March 3, 2022
Listening to employees’ concerns and acting on issues that matter to them is an important responsibility of managers. Training managers how to properly respond to complaints – including what to do if an employee raises a complaint about them – can mean the difference between a positive employee-employer relationship and a problem that could potentially violate the law or organizational policy.
What is a complaint?
A complaint is when an employee indicates to management they have a concern or problem. Complaints can be expressed several ways – verbally, in writing or through a hotline – and can pertain to bullying and harassment, discrimination, work environment, workload, workplace relationships and more. Once a complaint is received by management, an organization is obligated by law to follow up on the complaint with an investigation.

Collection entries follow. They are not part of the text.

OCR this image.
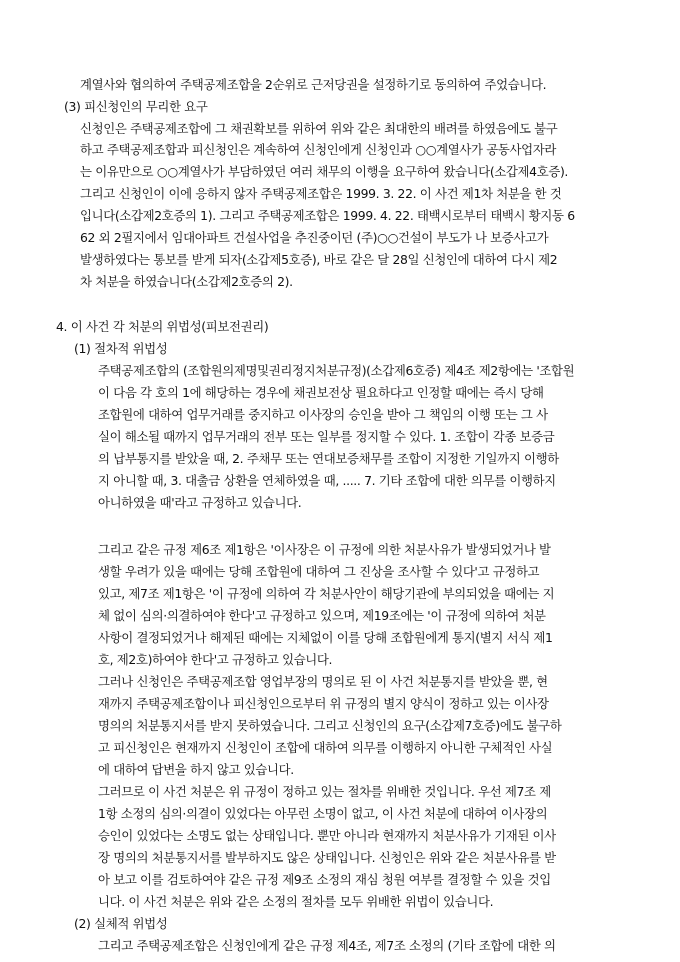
계열사와 협의하여 주택공제조합을 2순위로 근저당권을 설정하기로 동의하여 주었습니다.
(3) 피신청인의 무리한 요구
신청인은 주택공제조합에 그 채권확보를 위하여 위와 같은 최대한의 배려를 하였음에도 불구
하고 주택공제조합과 피신청인은 계속하여 신청인에게 신청인과 ○○계열사가 공동사업자라
는 이유만으로 ○○계열사가 부담하였던 여러 채무의 이행을 요구하여 왔습니다(소갑제4호증).
그리고 신청인이 이에 응하지 않자 주택공제조합은 1999. 3. 22. 이 사건 제1차 처분을 한 것
입니다(소갑제2호증의 1). 그리고 주택공제조합은 1999. 4. 22. 태백시로부터 태백시 황지동 6
62 외 2필지에서 임대아파트 건설사업을 추진중이던 (주)○○건설이 부도가 나 보증사고가
발생하였다는 통보를 받게 되자(소갑제5호증), 바로 같은 달 28일 신청인에 대하여 다시 제2
차 처분을 하였습니다(소갑제2호증의 2).
4. 이 사건 각 처분의 위법성(피보전권리)
(1) 절차적 위법성
주택공제조합의 (조합원의제명및권리정지처분규정)(소갑제6호증) 제4조 제2항에는 '조합원
이 다음 각 호의 1에 해당하는 경우에 채권보전상 필요하다고 인정할 때에는 즉시 당해
조합원에 대하여 업무거래를 중지하고 이사장의 승인을 받아 그 책임의 이행 또는 그 사
실이 해소될 때까지 업무거래의 전부 또는 일부를 정지할 수 있다. 1. 조합이 각종 보증금
의 납부통지를 받았을 때, 2. 주채무 또는 연대보증채무를 조합이 지정한 기일까지 이행하
지 아니할 때, 3. 대출금 상환을 연체하였을 때, ..... 7. 기타 조합에 대한 의무를 이행하지
아니하였을 때'라고 규정하고 있습니다.
그리고 같은 규정 제6조 제1항은 '이사장은 이 규정에 의한 처분사유가 발생되었거나 발
생할 우려가 있을 때에는 당해 조합원에 대하여 그 진상을 조사할 수 있다'고 규정하고
있고, 제7조 제1항은 '이 규정에 의하여 각 처분사안이 해당기관에 부의되었을 때에는 지
체 없이 심의·의결하여야 한다'고 규정하고 있으며, 제19조에는 '이 규정에 의하여 처분
사항이 결정되었거나 해제된 때에는 지체없이 이를 당해 조합원에게 통지(별지 서식 제1
호, 제2호)하여야 한다'고 규정하고 있습니다.
그러나 신청인은 주택공제조합 영업부장의 명의로 된 이 사건 처분통지를 받았을 뿐, 현
재까지 주택공제조합이나 피신청인으로부터 위 규정의 별지 양식이 정하고 있는 이사장
명의의 처분통지서를 받지 못하였습니다. 그리고 신청인의 요구(소갑제7호증)에도 불구하
고 피신청인은 현재까지 신청인이 조합에 대하여 의무를 이행하지 아니한 구체적인 사실
에 대하여 답변을 하지 않고 있습니다.
그러므로 이 사건 처분은 위 규정이 정하고 있는 절차를 위배한 것입니다. 우선 제7조 제
1항 소정의 심의·의결이 있었다는 아무런 소명이 없고, 이 사건 처분에 대하여 이사장의
승인이 있었다는 소명도 없는 상태입니다. 뿐만 아니라 현재까지 처분사유가 기재된 이사
장 명의의 처분통지서를 발부하지도 않은 상태입니다. 신청인은 위와 같은 처분사유를 받
아 보고 이를 검토하여야 같은 규정 제9조 소정의 재심 청원 여부를 결정할 수 있을 것입
니다. 이 사건 처분은 위와 같은 소정의 절차를 모두 위배한 위법이 있습니다.
(2) 실체적 위법성
그리고 주택공제조합은 신청인에게 같은 규정 제4조, 제7조 소정의 (기타 조합에 대한 의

Here are 10 do’s and don’ts to help managers respond more effectively to employee complaints:
DO: Listen carefully and ask questions
Let the employee speak without interrupting, listen carefully to what they are telling you and ask questions to ensure you understand the problem and the players.
DO: Document what the employee said
Prepare a written summary of the employee’s complaint and have the employee read the summary and sign it. Capture the basic information others will require to investigate the concern, including who, what, when, why and how.
DO: Thank the employee and remain neutral
Thanking an employee who brings an issue to your attention helps them feel their concerns will be taken seriously. Be empathetic to their concern and avoid prejudging the situation as you have only heard one side of the story.
DO: Act promptly on the complaint
Managers should immediately report all complaints to HR or other individuals who conduct investigations. Addressing complaints quickly demonstrates you’re being responsive and allows investigators to learn details from witnesses before they are forgotten.
DO: Encourage confidentiality
Ask the employee with the complaint to keep the matter to themselves while an investigation is being performed. This helps curtail gossip that can influence co-workers’ opinions.
DO: Communicate a resolution
At the investigation’s conclusion, inform involved parties of the results and actions taken so they aren’t left wondering if the problem has been resolved.
DON’T: Dismiss an employee complaint
Take all complaints seriously. Avoid drawing conclusions as a seemingly minor complaint can signal a bigger conflict. Let the results of an investigation decide how to respond to the employee’s allegations.
DON’T: Make excuses or promises about the outcome
Refrain from offering quick explanations, justifications or solutions. Instead, promise to respond to the employee’s complaint but resist making promises about specific outcomes. Give your employee a date when you will follow up and keep to that schedule.
DON’T: Violate worker privacy
Handle complaints discreetly between the employee and HR to avoid rumors, misunderstandings and miscommunication. It makes matters worse if the complaining employee feels like confidentiality has been breached, or if people prejudge an accused individual.
DON’T: Retaliate for any reason
Never punish an employee for raising a complaint or permit other employees to retaliate against co-workers who raised concerns. Retaliation of any kind is illegal. Organizations want and need employees to come forward with concerns.
Employee complaints open managers’ eyes to problems within an organization and also reflect those employees trust management to resolve their concerns. Training managers how to properly handle employee concerns helps an organization meet its legal obligation to investigate all complaints and strengthens the employer-employee relationship.